As you consider the Fiscal Year 2020 Financial Services and General Government Appropriations bill, we respectfully request that you not appropriate any funding to the Office of Personnel Management (OPM) and the General Services Administration (GSA) for the purpose of implementing a proposed merger between the two agencies, and that you prohibit the use of any funding for such purpose until the Administration has provided sufficient information and justification for the transaction to Congress.

We understand that the President’s Budget Request for Fiscal Year 2020 seeks to provide $50 million to the Working Capital Fund of the General Services Administration.
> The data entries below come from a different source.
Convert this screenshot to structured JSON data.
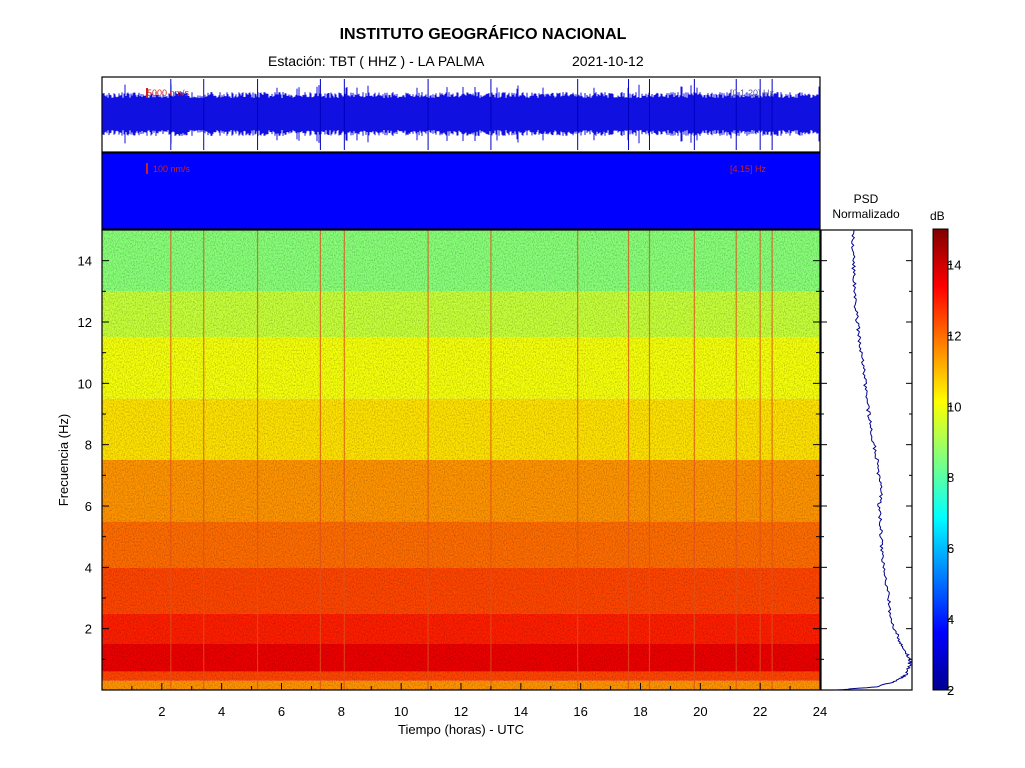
{
  "header": {
    "title": "INSTITUTO GEOGRÁFICO NACIONAL",
    "station": "Estación:  TBT ( HHZ ) - LA PALMA",
    "date": "2021-10-12"
  },
  "traces": {
    "top_scale": "5000 nm/s",
    "top_band": "[0.1-20] Hz",
    "bottom_scale": "100 nm/s",
    "bottom_band": "[4.15] Hz"
  },
  "psd_panel": {
    "title_line1": "PSD",
    "title_line2": "Normalizado"
  },
  "colorbar": {
    "label": "dB",
    "range": [
      2,
      15
    ],
    "ticks": [
      2,
      4,
      6,
      8,
      10,
      12,
      14
    ],
    "colors": [
      "#00008f",
      "#0000ff",
      "#0080ff",
      "#00ffff",
      "#80ff80",
      "#ffff00",
      "#ff8000",
      "#ff0000",
      "#800000"
    ]
  },
  "chart_data": {
    "type": "heatmap",
    "xlabel": "Tiempo (horas) - UTC",
    "ylabel": "Frecuencia  (Hz)",
    "xlim": [
      0,
      24
    ],
    "ylim": [
      0,
      15
    ],
    "xticks": [
      2,
      4,
      6,
      8,
      10,
      12,
      14,
      16,
      18,
      20,
      22,
      24
    ],
    "yticks": [
      2,
      4,
      6,
      8,
      10,
      12,
      14
    ],
    "spectrogram_bands": [
      {
        "f0": 0.0,
        "f1": 0.3,
        "db": 11.5
      },
      {
        "f0": 0.3,
        "f1": 0.6,
        "db": 12.5
      },
      {
        "f0": 0.6,
        "f1": 1.5,
        "db": 13.6
      },
      {
        "f0": 1.5,
        "f1": 2.5,
        "db": 13.0
      },
      {
        "f0": 2.5,
        "f1": 4.0,
        "db": 12.5
      },
      {
        "f0": 4.0,
        "f1": 5.5,
        "db": 12.0
      },
      {
        "f0": 5.5,
        "f1": 7.5,
        "db": 11.5
      },
      {
        "f0": 7.5,
        "f1": 9.5,
        "db": 10.5
      },
      {
        "f0": 9.5,
        "f1": 11.5,
        "db": 10.0
      },
      {
        "f0": 11.5,
        "f1": 13.0,
        "db": 9.4
      },
      {
        "f0": 13.0,
        "f1": 15.0,
        "db": 8.6
      }
    ],
    "transient_events_hours": [
      2.3,
      3.4,
      5.2,
      7.3,
      8.1,
      10.9,
      13.0,
      15.9,
      17.6,
      18.3,
      19.8,
      21.2,
      22.0,
      22.4
    ],
    "psd_curve": {
      "freq": [
        0.0,
        0.1,
        0.3,
        0.5,
        0.8,
        1.0,
        1.3,
        1.6,
        2.0,
        2.5,
        3.0,
        3.5,
        4.0,
        4.5,
        5.0,
        5.5,
        6.0,
        6.5,
        7.0,
        7.5,
        8.0,
        8.5,
        9.0,
        9.5,
        10.0,
        10.5,
        11.0,
        11.5,
        12.0,
        12.5,
        13.0,
        13.5,
        14.0,
        14.5,
        15.0
      ],
      "value": [
        0.15,
        0.6,
        0.85,
        0.95,
        0.99,
        1.0,
        0.93,
        0.88,
        0.82,
        0.77,
        0.75,
        0.72,
        0.7,
        0.68,
        0.66,
        0.66,
        0.64,
        0.67,
        0.63,
        0.62,
        0.58,
        0.55,
        0.52,
        0.5,
        0.48,
        0.46,
        0.43,
        0.41,
        0.39,
        0.37,
        0.36,
        0.35,
        0.34,
        0.34,
        0.35
      ]
    }
  }
}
According to the request, this money would be “used for costs incurred transitioning Office of Personnel Management functions to the General Services Administration.”
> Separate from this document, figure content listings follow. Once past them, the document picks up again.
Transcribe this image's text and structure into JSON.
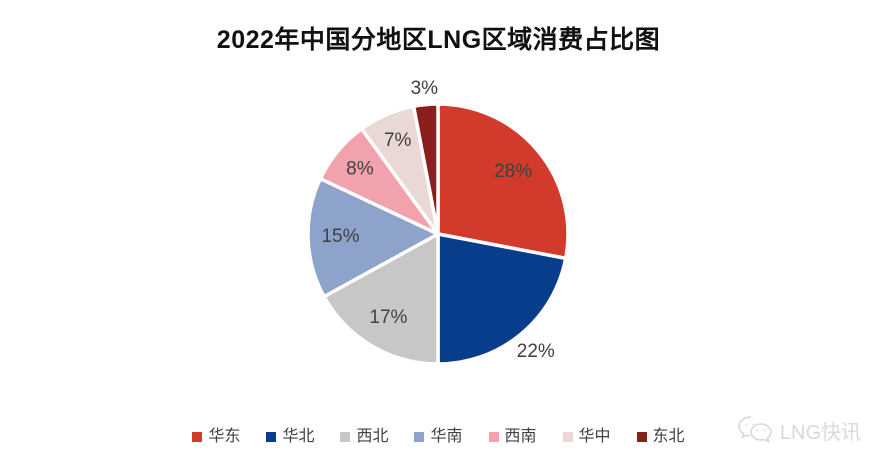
{
  "watermark": {
    "text": "LNG快讯",
    "icon": "wechat-logo",
    "color": "#d8d8d8"
  },
  "chart_data": {
    "type": "pie",
    "title": "2022年中国分地区LNG区域消费占比图",
    "unit": "%",
    "direction": "clockwise",
    "start_angle_deg": 0,
    "legend_position": "bottom",
    "label_color": "#404040",
    "background": "#ffffff",
    "slices": [
      {
        "name": "华东",
        "value": 28,
        "label": "28%",
        "color": "#d23a2b",
        "label_placement": "inside",
        "label_radius": 0.75
      },
      {
        "name": "华北",
        "value": 22,
        "label": "22%",
        "color": "#083d8c",
        "label_placement": "outside",
        "label_radius": 1.18
      },
      {
        "name": "西北",
        "value": 17,
        "label": "17%",
        "color": "#c7c7c7",
        "label_placement": "inside",
        "label_radius": 0.75
      },
      {
        "name": "华南",
        "value": 15,
        "label": "15%",
        "color": "#8da3cb",
        "label_placement": "inside",
        "label_radius": 0.75
      },
      {
        "name": "西南",
        "value": 8,
        "label": "8%",
        "color": "#f2a2ad",
        "label_placement": "inside",
        "label_radius": 0.78
      },
      {
        "name": "华中",
        "value": 7,
        "label": "7%",
        "color": "#ead8d7",
        "label_placement": "inside",
        "label_radius": 0.78
      },
      {
        "name": "东北",
        "value": 3,
        "label": "3%",
        "color": "#8b1e1a",
        "label_placement": "outside",
        "label_radius": 1.12
      }
    ]
  }
}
We have grave concerns about the Administration’s proposal to dismantle OPM and shift its functions to GSA, the Department of Defense, and the Executive Office of the President. We are also troubled that the Administration has failed to adequately consult with Congress on the merger and reorganization plans.
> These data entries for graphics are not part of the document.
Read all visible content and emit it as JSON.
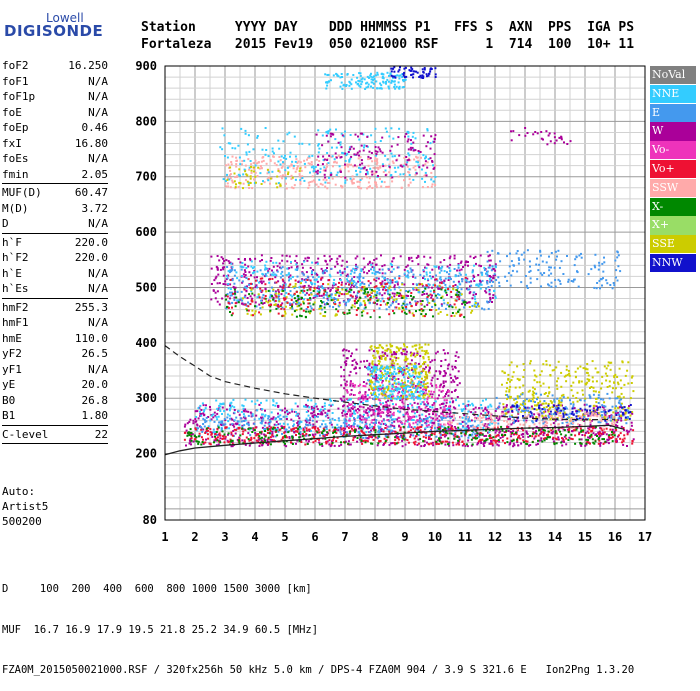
{
  "logo": {
    "line1": "Lowell",
    "line2": "DIGISONDE"
  },
  "header": {
    "line1": "Station     YYYY DAY    DDD HHMMSS P1   FFS S  AXN  PPS  IGA PS",
    "line2": "Fortaleza   2015 Fev19  050 021000 RSF      1  714  100  10+ 11"
  },
  "params": [
    {
      "label": "foF2",
      "value": "16.250"
    },
    {
      "label": "foF1",
      "value": "N/A"
    },
    {
      "label": "foF1p",
      "value": "N/A"
    },
    {
      "label": "foE",
      "value": "N/A"
    },
    {
      "label": "foEp",
      "value": "0.46"
    },
    {
      "label": "fxI",
      "value": "16.80"
    },
    {
      "label": "foEs",
      "value": "N/A"
    },
    {
      "label": "fmin",
      "value": "2.05"
    },
    {
      "sep": true
    },
    {
      "label": "MUF(D)",
      "value": "60.47"
    },
    {
      "label": "M(D)",
      "value": "3.72"
    },
    {
      "label": "D",
      "value": "N/A"
    },
    {
      "sep": true
    },
    {
      "label": "h`F",
      "value": "220.0"
    },
    {
      "label": "h`F2",
      "value": "220.0"
    },
    {
      "label": "h`E",
      "value": "N/A"
    },
    {
      "label": "h`Es",
      "value": "N/A"
    },
    {
      "sep": true
    },
    {
      "label": "hmF2",
      "value": "255.3"
    },
    {
      "label": "hmF1",
      "value": "N/A"
    },
    {
      "label": "hmE",
      "value": "110.0"
    },
    {
      "label": "yF2",
      "value": "26.5"
    },
    {
      "label": "yF1",
      "value": "N/A"
    },
    {
      "label": "yE",
      "value": "20.0"
    },
    {
      "label": "B0",
      "value": "26.8"
    },
    {
      "label": "B1",
      "value": "1.80"
    },
    {
      "sep": true
    },
    {
      "label": "C-level",
      "value": "22"
    },
    {
      "sep": true
    }
  ],
  "autoscaling": {
    "line1": "Auto:",
    "line2": "Artist5",
    "line3": "500200"
  },
  "legend": [
    {
      "label": "NoVal",
      "color": "#808080"
    },
    {
      "label": "NNE",
      "color": "#33ccff"
    },
    {
      "label": "E",
      "color": "#4499ee"
    },
    {
      "label": "W",
      "color": "#aa0099"
    },
    {
      "label": "Vo-",
      "color": "#ee33bb"
    },
    {
      "label": "Vo+",
      "color": "#ee1133"
    },
    {
      "label": "SSW",
      "color": "#ffaaaa"
    },
    {
      "label": "X-",
      "color": "#008800"
    },
    {
      "label": "X+",
      "color": "#99dd66"
    },
    {
      "label": "SSE",
      "color": "#cccc00"
    },
    {
      "label": "NNW",
      "color": "#1111cc"
    }
  ],
  "footer": {
    "line1": "D     100  200  400  600  800 1000 1500 3000 [km]",
    "line2": "MUF  16.7 16.9 17.9 19.5 21.8 25.2 34.9 60.5 [MHz]",
    "line3": "FZA0M_2015050021000.RSF / 320fx256h 50 kHz 5.0 km / DPS-4 FZA0M 904 / 3.9 S 321.6 E   Ion2Png 1.3.20"
  },
  "chart_data": {
    "type": "scatter",
    "xlim": [
      1,
      17
    ],
    "ylim": [
      80,
      900
    ],
    "xticks": [
      "1",
      "2",
      "3",
      "4",
      "5",
      "6",
      "7",
      "8",
      "9",
      "10",
      "11",
      "12",
      "13",
      "14",
      "15",
      "16",
      "17"
    ],
    "yticks": [
      "200",
      "300",
      "400",
      "500",
      "600",
      "700",
      "800",
      "900"
    ],
    "y_tick_values": [
      200,
      300,
      400,
      500,
      600,
      700,
      800,
      900
    ],
    "y_bottom_label": "80",
    "x_minor_step": 0.5,
    "y_minor_step": 20,
    "grid": true,
    "clusters": [
      {
        "c": 3,
        "x0": 1.6,
        "x1": 16.6,
        "y0": 215,
        "y1": 290,
        "n": 900
      },
      {
        "c": 1,
        "x0": 2.0,
        "x1": 12.0,
        "y0": 240,
        "y1": 300,
        "n": 320
      },
      {
        "c": 2,
        "x0": 2.0,
        "x1": 11.5,
        "y0": 230,
        "y1": 270,
        "n": 260
      },
      {
        "c": 5,
        "x0": 1.6,
        "x1": 16.6,
        "y0": 218,
        "y1": 250,
        "n": 450
      },
      {
        "c": 7,
        "x0": 1.7,
        "x1": 16.0,
        "y0": 218,
        "y1": 250,
        "n": 260
      },
      {
        "c": 3,
        "x0": 6.8,
        "x1": 10.8,
        "y0": 270,
        "y1": 390,
        "n": 360
      },
      {
        "c": 4,
        "x0": 7.0,
        "x1": 10.5,
        "y0": 250,
        "y1": 330,
        "n": 200
      },
      {
        "c": 9,
        "x0": 7.8,
        "x1": 9.8,
        "y0": 300,
        "y1": 400,
        "n": 260
      },
      {
        "c": 1,
        "x0": 7.7,
        "x1": 9.6,
        "y0": 300,
        "y1": 360,
        "n": 180
      },
      {
        "c": 9,
        "x0": 12.2,
        "x1": 16.6,
        "y0": 260,
        "y1": 370,
        "n": 320
      },
      {
        "c": 2,
        "x0": 12.0,
        "x1": 16.5,
        "y0": 255,
        "y1": 310,
        "n": 160
      },
      {
        "c": 10,
        "x0": 12.5,
        "x1": 16.5,
        "y0": 260,
        "y1": 290,
        "n": 80
      },
      {
        "c": 6,
        "x0": 10.3,
        "x1": 16.0,
        "y0": 245,
        "y1": 275,
        "n": 120
      },
      {
        "c": 3,
        "x0": 2.5,
        "x1": 12.0,
        "y0": 470,
        "y1": 560,
        "n": 520
      },
      {
        "c": 2,
        "x0": 3.0,
        "x1": 12.0,
        "y0": 462,
        "y1": 540,
        "n": 360
      },
      {
        "c": 1,
        "x0": 3.0,
        "x1": 12.0,
        "y0": 470,
        "y1": 550,
        "n": 220
      },
      {
        "c": 9,
        "x0": 3.5,
        "x1": 11.5,
        "y0": 450,
        "y1": 510,
        "n": 150
      },
      {
        "c": 7,
        "x0": 3.0,
        "x1": 11.0,
        "y0": 448,
        "y1": 500,
        "n": 150
      },
      {
        "c": 5,
        "x0": 3.0,
        "x1": 11.0,
        "y0": 450,
        "y1": 520,
        "n": 150
      },
      {
        "c": 2,
        "x0": 11.5,
        "x1": 16.2,
        "y0": 500,
        "y1": 570,
        "n": 140
      },
      {
        "c": 6,
        "x0": 3.0,
        "x1": 10.0,
        "y0": 680,
        "y1": 740,
        "n": 300
      },
      {
        "c": 1,
        "x0": 2.8,
        "x1": 10.0,
        "y0": 690,
        "y1": 790,
        "n": 230
      },
      {
        "c": 3,
        "x0": 6.0,
        "x1": 10.0,
        "y0": 700,
        "y1": 780,
        "n": 130
      },
      {
        "c": 9,
        "x0": 3.0,
        "x1": 5.5,
        "y0": 680,
        "y1": 720,
        "n": 40
      },
      {
        "c": 1,
        "x0": 6.3,
        "x1": 9.0,
        "y0": 860,
        "y1": 890,
        "n": 130
      },
      {
        "c": 10,
        "x0": 8.5,
        "x1": 10.0,
        "y0": 880,
        "y1": 900,
        "n": 60
      },
      {
        "c": 3,
        "x0": 12.5,
        "x1": 14.5,
        "y0": 760,
        "y1": 790,
        "n": 30
      }
    ],
    "dashed_curve": [
      [
        1.0,
        395
      ],
      [
        1.5,
        375
      ],
      [
        2.0,
        358
      ],
      [
        2.5,
        340
      ],
      [
        3.0,
        330
      ],
      [
        4.0,
        318
      ],
      [
        5.0,
        308
      ],
      [
        6.0,
        300
      ],
      [
        7.0,
        293
      ],
      [
        8.0,
        286
      ],
      [
        9.0,
        280
      ],
      [
        10.0,
        276
      ],
      [
        11.0,
        272
      ],
      [
        12.0,
        268
      ],
      [
        13.0,
        264
      ],
      [
        14.0,
        262
      ],
      [
        15.0,
        261
      ],
      [
        16.0,
        262
      ]
    ],
    "solid_curve": [
      [
        1.0,
        198
      ],
      [
        1.5,
        205
      ],
      [
        2.0,
        210
      ],
      [
        3.0,
        215
      ],
      [
        4.0,
        219
      ],
      [
        5.0,
        223
      ],
      [
        6.0,
        227
      ],
      [
        7.0,
        231
      ],
      [
        8.0,
        234
      ],
      [
        9.0,
        237
      ],
      [
        10.0,
        240
      ],
      [
        11.0,
        242
      ],
      [
        12.0,
        244
      ],
      [
        13.0,
        246
      ],
      [
        14.0,
        247
      ],
      [
        15.0,
        249
      ],
      [
        15.8,
        251
      ],
      [
        16.3,
        244
      ]
    ]
  }
}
Over the last two years, the Committee on Oversight and Reform has made multiple requests to the Administration for the reorganization plans, as well as detailed information and justification for the merger. To date, the Administration has failed to provide the Committee with the plans or any detailed justification. Although Administration staff briefed Committee staff on the OPM reorganization, the information provided in the briefings lacked sufficient details. The Administration also failed to provide written legal analysis of the authorities needed for the reorganization despite repeated requests for the information.

Last week, Government Operations Subcommittee Chairman Connolly sent a letter to the Acting Director of OPM, Margaret Weichert, requesting that OPM provide the Subcommittee with these documents. The Subcommittee plans to hold an oversight hearing on OPM’s proposed reorganization next month.

We request that you include language in the Fiscal Year 2020 appropriations bill prohibiting funds for the reorganization or merger until the Administration provides the following documents and information to Congress:

1. Detailed reorganization plans for the merger, which should include estimates of the number of full-time equivalent employees and associated costs;

2. Analyses of the legal authorities OPM and GSA currently have or would need from Congress to implement the merger;

3. A cost benefit analysis showing all costs and savings by function for each year of implementation of the merger;

4. Written confirmation that the Administration has implemented all recommendations and addressed all objections or concerns of the Offices of the Inspector General for OPM and GSA regarding the reorganization and merger;

5. Written confirmation that the Administration has provided sufficient notice and opportunities for involvement in the reorganization and merger planning by agency employees and relevant unions in compliance with collective bargaining agreements and rights under the Federal Service Labor-Management Relations Statute in Chapter 71 of title 5 of the U.S. Code; and

6. Detailed analysis that clearly shows that the reorganization and merger serve to make the federal government more efficient and effective.

Until the Administration has provided Congress with adequate policy and legal justification for reorganizing OPM, Congress should prohibit funds to carry out any activities related to the Administration’s proposal.